With this work, we developed a one-dimensional low-impact acoustic levitation system and investigated the application in the field of mass transfer of immobilised single drops in liquid–liquid systems in a quiescent environment.

For a systematic study, the levitation period of a long-term measurement was divided into three intervals for different behaviours: injection, short-term, and long-term. When a drop is injected, the initial movement disappears within the first 16 s. The shape is stationary after two seconds, with a circularity C > 0.98 regardless of the diameter; the measured volume is reliable from this point on, with an absolute volume error of ±0.5%. Short-term investigations have shown that the signal noise of the volume of a levitating drop is about ±0.05%, which is caused by the optical acquisition system. The shift of the centroid over one minute is <7.5 µm and, therefore, in the sub-pixel range, resulting in an idle velocity of ${\mathit{v}}_{\mathit{i},\mathit{10}\mathit{Hz}}$ < 0.5 mm/min. The covered distance has been shown to be a good visual indicator of the condition of the acoustically levitated drop. A constant slope of the covered distance, resulting in a constant idle velocity, indicates uniform and stationary levitation. The long-term measurements showed a deflection length below 7.5 µm, which is also in the sub-pixel range, ending up with an idle velocity ${\mathit{v}}_{\mathit{i},\mathit{10}\mathit{Hz}}$ < 0.25 mm/min. Our observations show that the acoustic field does not induce drop vibrations during operation. Measurements of dissolving drops with similar idle speeds and continuous phase temperatures are expected to have similar mass transfer rates, and these measurements have shown good reproducibility. The importance of degassing the liquid phases has been addressed to perform reproducible measurements with this technique.
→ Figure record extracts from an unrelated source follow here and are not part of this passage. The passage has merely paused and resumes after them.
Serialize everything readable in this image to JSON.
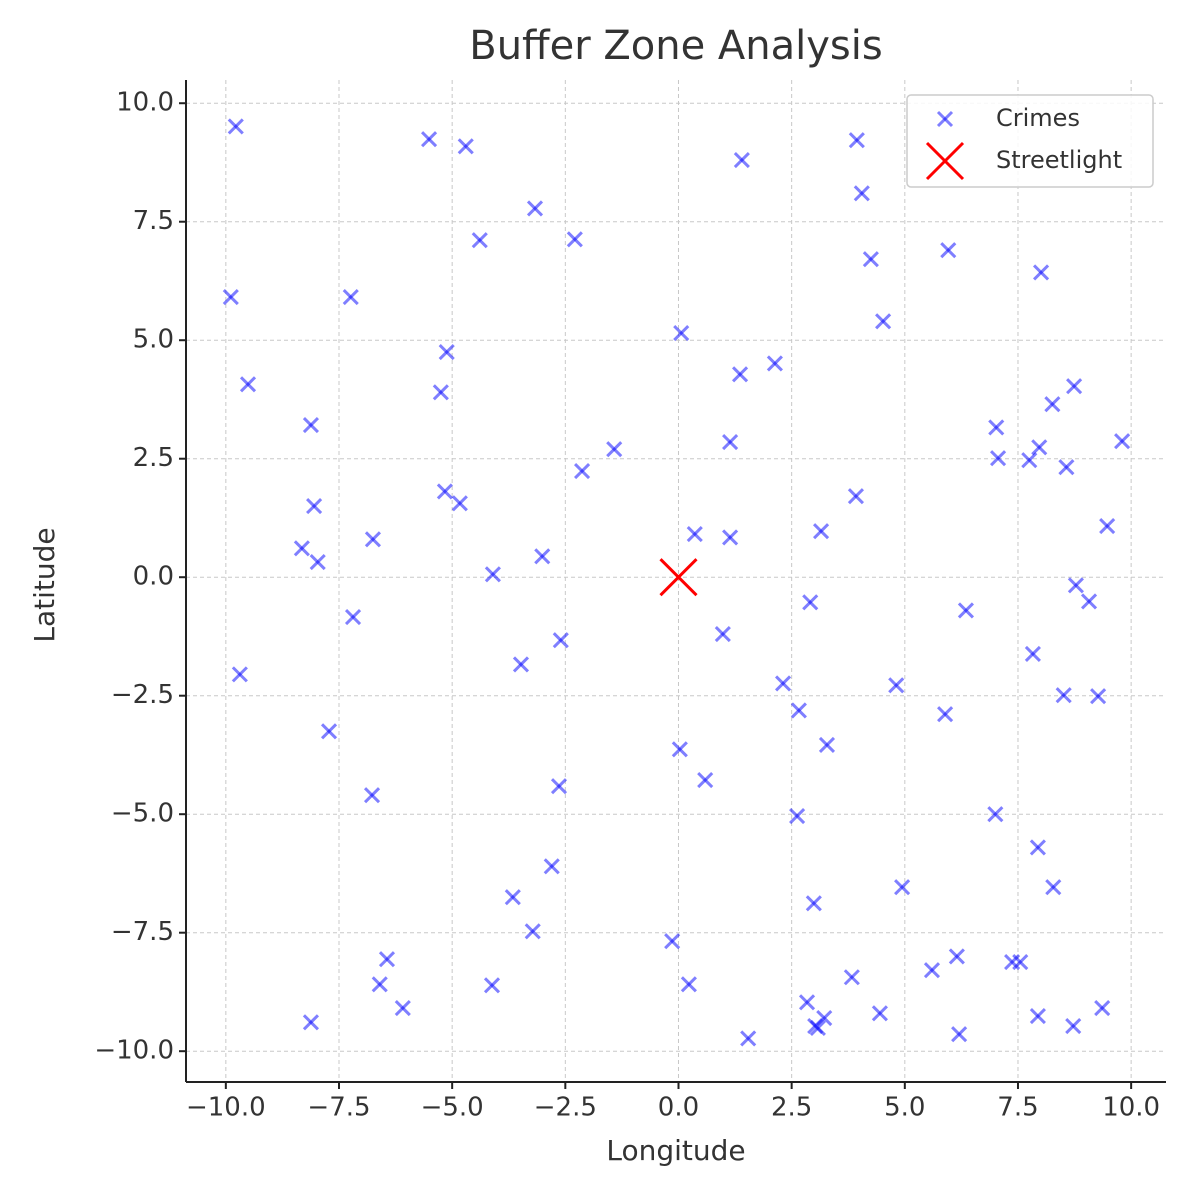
{
  "chart_data": {
    "type": "scatter",
    "title": "Buffer Zone Analysis",
    "x_label": "Longitude",
    "y_label": "Latitude",
    "xlim": [
      -10.88,
      10.77
    ],
    "ylim": [
      -10.65,
      10.49
    ],
    "xticks": [
      {
        "value": -10,
        "label": "−10.0"
      },
      {
        "value": -7.5,
        "label": "−7.5"
      },
      {
        "value": -5,
        "label": "−5.0"
      },
      {
        "value": -2.5,
        "label": "−2.5"
      },
      {
        "value": 0,
        "label": "0.0"
      },
      {
        "value": 2.5,
        "label": "2.5"
      },
      {
        "value": 5,
        "label": "5.0"
      },
      {
        "value": 7.5,
        "label": "7.5"
      },
      {
        "value": 10,
        "label": "10.0"
      }
    ],
    "yticks": [
      {
        "value": -10,
        "label": "−10.0"
      },
      {
        "value": -7.5,
        "label": "−7.5"
      },
      {
        "value": -5,
        "label": "−5.0"
      },
      {
        "value": -2.5,
        "label": "−2.5"
      },
      {
        "value": 0,
        "label": "0.0"
      },
      {
        "value": 2.5,
        "label": "2.5"
      },
      {
        "value": 5,
        "label": "5.0"
      },
      {
        "value": 7.5,
        "label": "7.5"
      },
      {
        "value": 10,
        "label": "10.0"
      }
    ],
    "grid": true,
    "legend": "upper right",
    "series": [
      {
        "name": "Crimes",
        "color": "#0000ff",
        "opacity": 0.5,
        "x": [
          -9.78,
          -5.51,
          -4.7,
          -3.17,
          -4.39,
          -2.29,
          -9.89,
          -7.24,
          -9.51,
          -5.12,
          -5.25,
          -8.12,
          -1.42,
          -2.13,
          -5.16,
          -4.83,
          -8.05,
          -8.32,
          -7.97,
          -6.75,
          -3.01,
          -4.1,
          -7.19,
          -2.6,
          -3.48,
          -9.69,
          -7.72,
          -6.77,
          -2.64,
          -2.8,
          -3.66,
          -3.22,
          -6.44,
          -6.6,
          -6.09,
          -4.12,
          -8.12,
          1.4,
          3.94,
          4.05,
          5.96,
          4.25,
          8.01,
          4.52,
          0.06,
          2.13,
          1.36,
          8.74,
          8.26,
          1.14,
          7.02,
          7.06,
          7.75,
          7.97,
          8.57,
          9.8,
          3.92,
          9.47,
          3.15,
          0.36,
          1.14,
          2.91,
          6.35,
          8.78,
          9.07,
          0.98,
          7.83,
          2.31,
          4.81,
          8.51,
          9.27,
          5.89,
          2.66,
          3.28,
          0.03,
          0.59,
          2.62,
          7.0,
          7.94,
          4.94,
          8.28,
          2.99,
          -0.14,
          0.23,
          3.83,
          5.6,
          6.15,
          7.37,
          7.55,
          2.84,
          3.22,
          3.02,
          3.08,
          4.45,
          1.54,
          6.2,
          7.94,
          8.72,
          9.36
        ],
        "values": [
          9.51,
          9.24,
          9.09,
          7.78,
          7.11,
          7.13,
          5.91,
          5.91,
          4.07,
          4.75,
          3.9,
          3.21,
          2.7,
          2.24,
          1.81,
          1.56,
          1.5,
          0.61,
          0.32,
          0.8,
          0.44,
          0.06,
          -0.84,
          -1.33,
          -1.84,
          -2.05,
          -3.25,
          -4.6,
          -4.41,
          -6.1,
          -6.75,
          -7.47,
          -8.06,
          -8.59,
          -9.09,
          -8.61,
          -9.39,
          8.8,
          9.22,
          8.1,
          6.9,
          6.71,
          6.43,
          5.4,
          5.15,
          4.51,
          4.28,
          4.03,
          3.65,
          2.85,
          3.16,
          2.51,
          2.47,
          2.74,
          2.32,
          2.87,
          1.71,
          1.08,
          0.97,
          0.91,
          0.84,
          -0.53,
          -0.7,
          -0.17,
          -0.51,
          -1.2,
          -1.62,
          -2.24,
          -2.28,
          -2.49,
          -2.51,
          -2.89,
          -2.81,
          -3.54,
          -3.63,
          -4.28,
          -5.04,
          -5.0,
          -5.7,
          -6.54,
          -6.54,
          -6.88,
          -7.68,
          -8.59,
          -8.44,
          -8.29,
          -8.0,
          -8.12,
          -8.12,
          -8.97,
          -9.3,
          -9.47,
          -9.51,
          -9.2,
          -9.73,
          -9.64,
          -9.26,
          -9.47,
          -9.09
        ]
      },
      {
        "name": "Streetlight",
        "color": "#ff0000",
        "opacity": 1,
        "x": [
          0
        ],
        "values": [
          0
        ]
      }
    ]
  }
}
When gas is dissolved in the dispersed and in the continuous phase, significant vibrations can be observed with an idle velocity ${\mathit{v}}_{\mathit{i},\mathit{10}\mathit{Hz}}$ > 15 mm/min, resulting in enhanced mass transfer.
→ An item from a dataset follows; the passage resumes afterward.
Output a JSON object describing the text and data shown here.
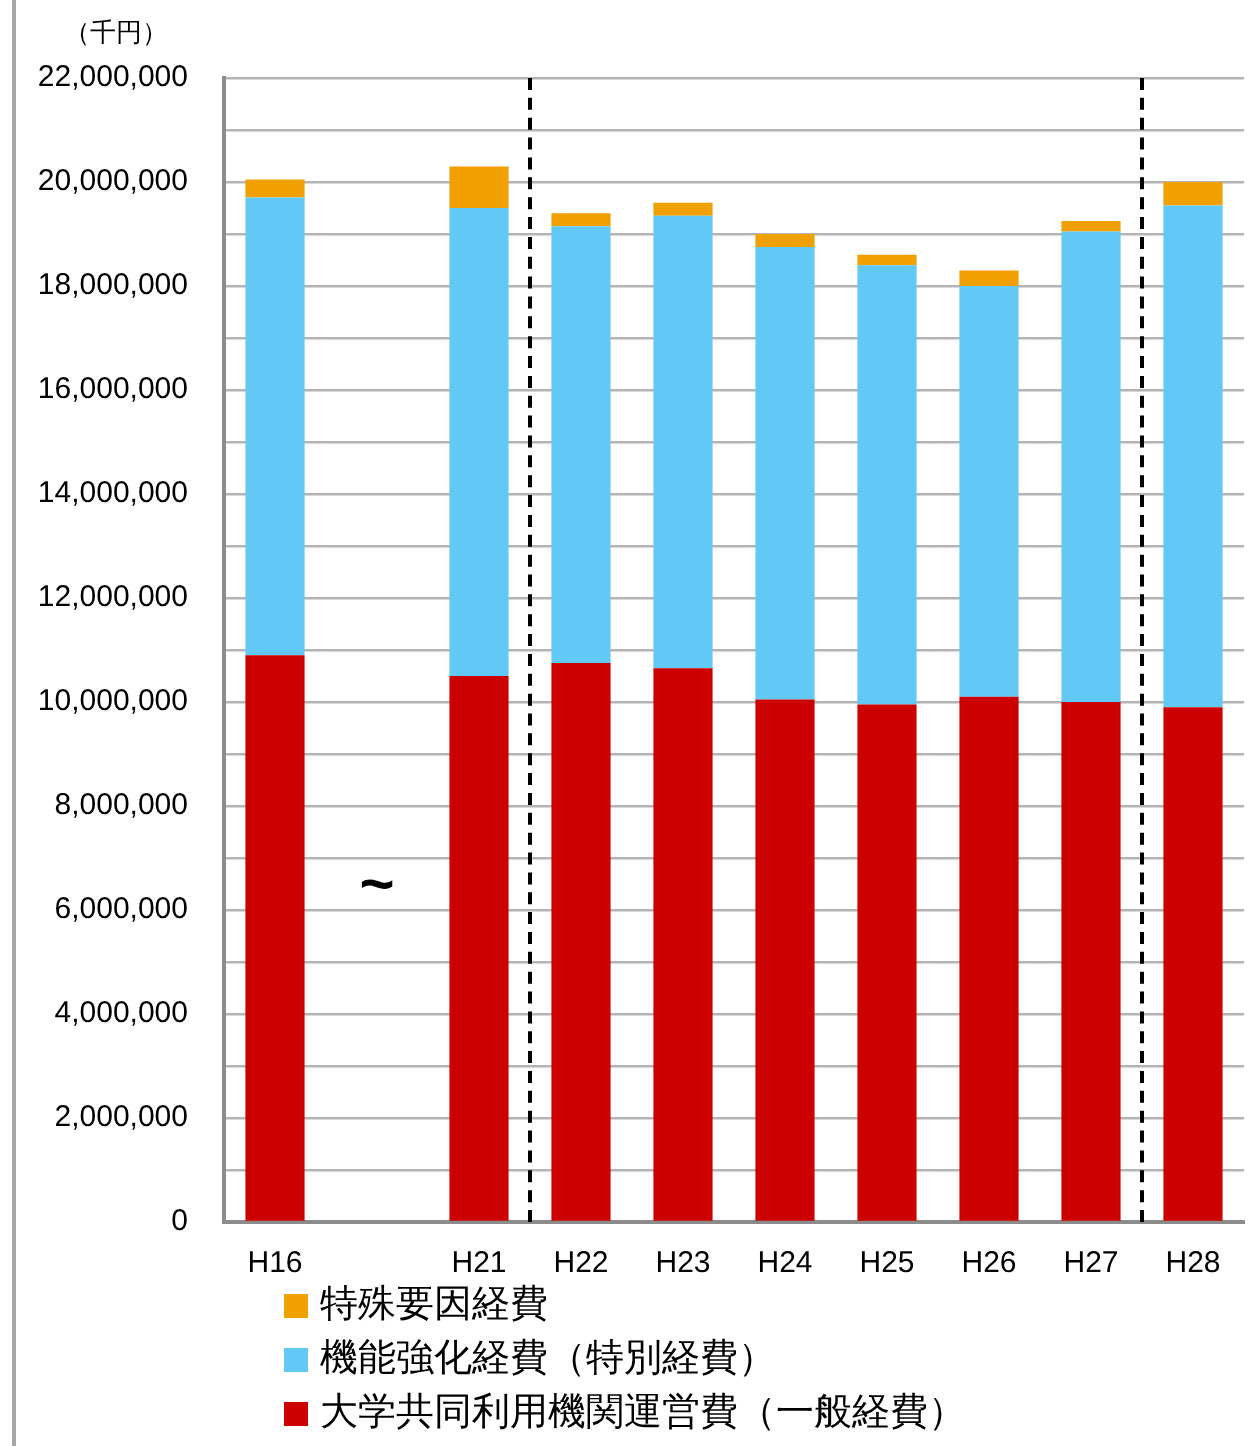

Rainbow schlieren deflectometry measurements have shown that the standing waves do not induce a flow field caused by acoustic streaming in the vicinity of the drop. Any compressibility in the liquid environment will result in an acoustic streaming flow, such as gas bubbles, submerged materials (e.g., PTFE), or dissolved gases in the liquid phases. However, the dispersion of inhomogeneous dissolved substances in the continuous phase was significantly affected by the standing waves in two different ways. One group of substances is prevented from spreading through the nodal planes and is additionally pulled towards these planes against its natural buoyancy. The inhomogeneous dissolved substance shows an alternative acoustic contrast factor compared to the pure substance in water. The other group of substances can pass through the nodal planes without interference and is stopped by regions of maximum particle velocity of the acoustic field. In this case, the substance is trapped under the horn of the ultrasonic transducer and shows a negative contrast factor as an inhomogeneous dissolved substance. These observations require further investigations to understand this mechanism in more detail.

Acoustic levitation can be a unique tool for many directions of fundamental research in liquid–liquid systems, such as mass transfer measurements, medical ageing tests without contact with any surfaces, and micro-reactors with excellent tempering conditions, to mention a few. To perform measurements in a system with continuous phases other than water, it is essential to adapt the design of the acoustic levitation cell and its resonance behaviour to the specific physical properties of the chosen substance.